Saviez-vous qu’à l’échelle mondiale, les femmes représentent plus de 50 % des personnes vivant avec le VIH? Pourtant, beaucoup de services spécifiques au VIH ne sont pas conçus pour elles ou ne leur sont pas accessibles.

En matière de santé, les inégalités et les besoins non résolus auxquelles les femmes vivant avec le VIH font face constituent la raison d’être de l’essai CTN 262 : CHIWOS (Canadian HIV Women’s Sexual & Reproductive Health Cohort Study). Il s’agit de la plus volumineuse étude de cohorte basée dans la communauté à regrouper des femmes vivant avec le VIH au Canada (y compris des femmes cis, trans, bispirituelles et non binaires). L’étude a voulu répondre à des questions fondamentales : comment les femmes perçoivent-elles leurs soins? Quels sont leurs besoins? Quelles sont leurs priorités?

En répondant à ces questions, l’équipe de l’étude CHIWOS a pu concevoir deux trousses à outils pour offrir des soins holistiques aux femmes vivant avec le VIH; les deux trousses ont été lancées le 8 juillet 2020.

Nous avons parlé à l’investigatrice principale de l’essai CHIWOS, la Dre Mona Loutfy, ainsi qu’à la coordonnatrice de la recherche, Mina Kazemi, pour en savoir plus.

À quelles inégalités les femmes sont-elles confrontées?

Les femmes vivant avec le VIH sont confrontées à plusieurs difficultés qui relèvent de la stigmatisation et de la discrimination intersectionelles, comme le sexisme, la transphobie et le racisme. Des inégalités peuvent également être perçues dans la façon d’offrir les soins pour le VIH.

« Les soins sont très institutionnalisés », explique la Dre Loutfy. « Par exemple, les patientes doivent se présenter à leurs rendez-vous à une heure bien précise, faute de quoi, elles ne sont pas vues. Un tel mode de fonctionnement ne convient peut-être pas à leur style de vie ou n’est peut-être pas culturellement sécuritaire ». Les femmes ont des priorités et des rôles concurrents et il leur est difficile de se présenter à des rendez-vous brefs, dans des délais serrés. En outre, pour accéder aux soins et aux médicaments nécessaires, et indépendamment de leur niveau d’instruction, bien des femmes doivent renoncer au marché de l’emploi et recevoir des prestations d’invalidité, ou alors vivre dans la pauvreté.

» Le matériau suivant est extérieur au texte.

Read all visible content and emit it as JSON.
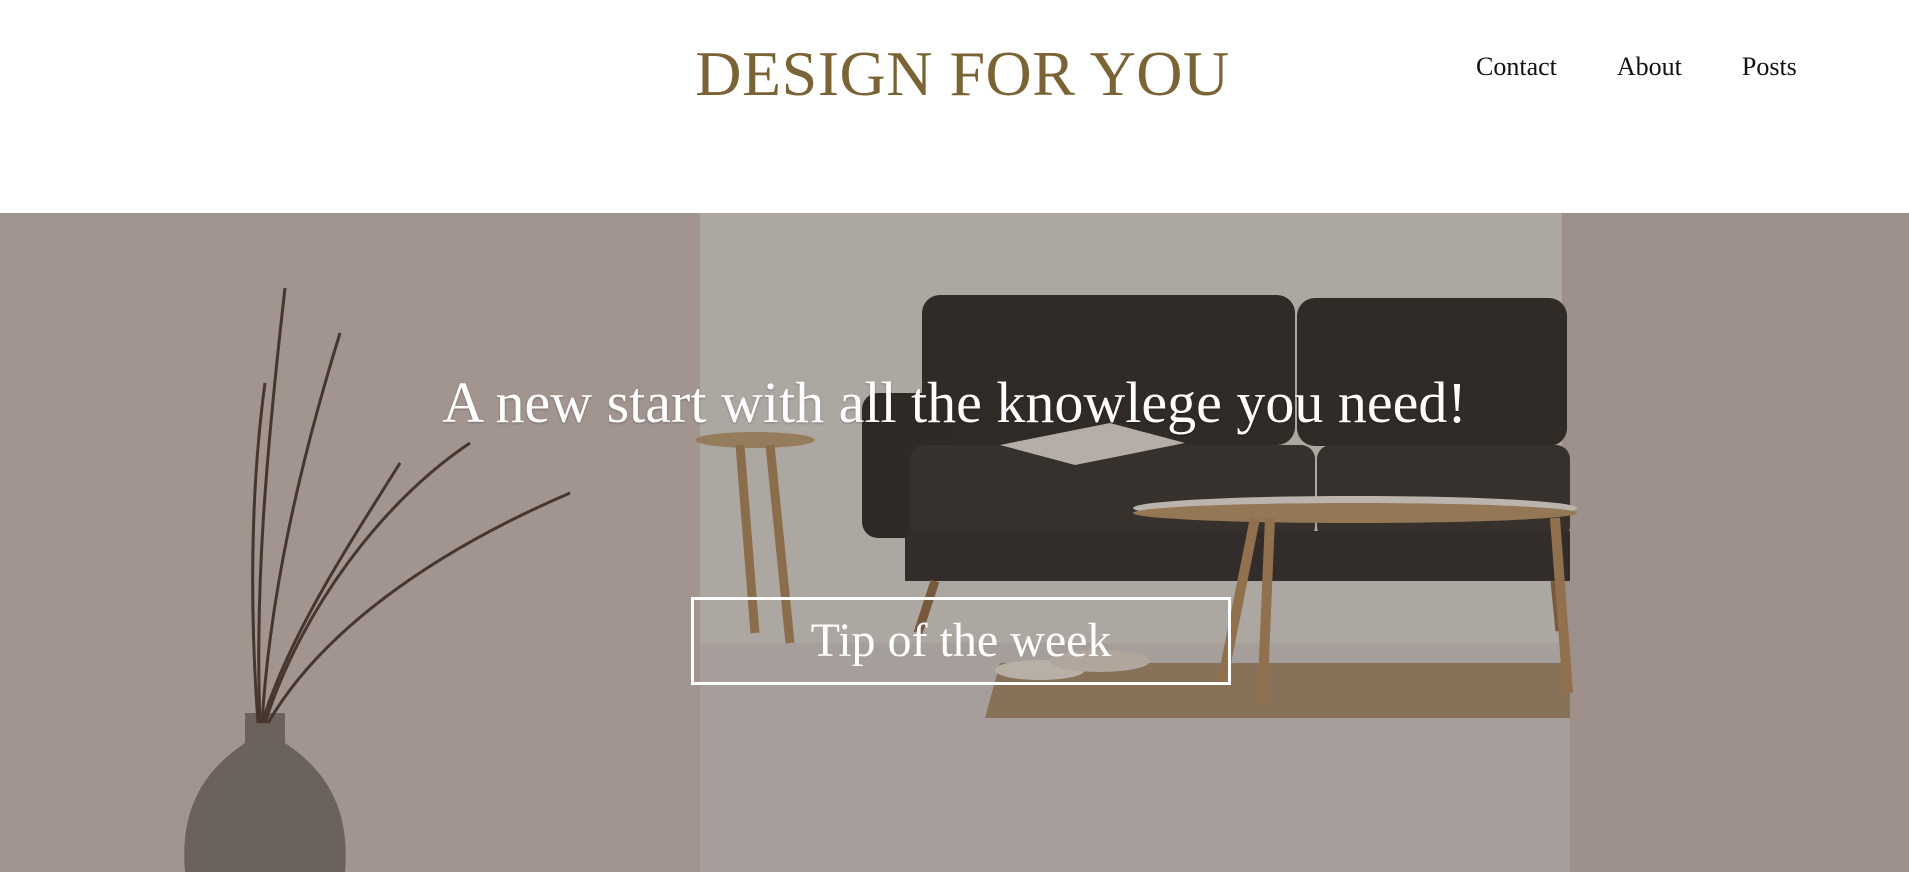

Il est important de se rappeler que les femmes vivant avec le virus n’ont pas besoin que de soins pour le VIH. Elles ont aussi besoin de soins en matière de sexualité et de santé reproductive, de soins en santé mentale ou de soutien par des paires-aidantes. Mina explique : « nous constatons que les soins de santé pour les femmes ne sont pas optimisés. Il y beaucoup de lacunes à combler en matière de soins de santé pour les femmes, par exemple, tests de PAP, planification des naissances et discussions sur la contraception ».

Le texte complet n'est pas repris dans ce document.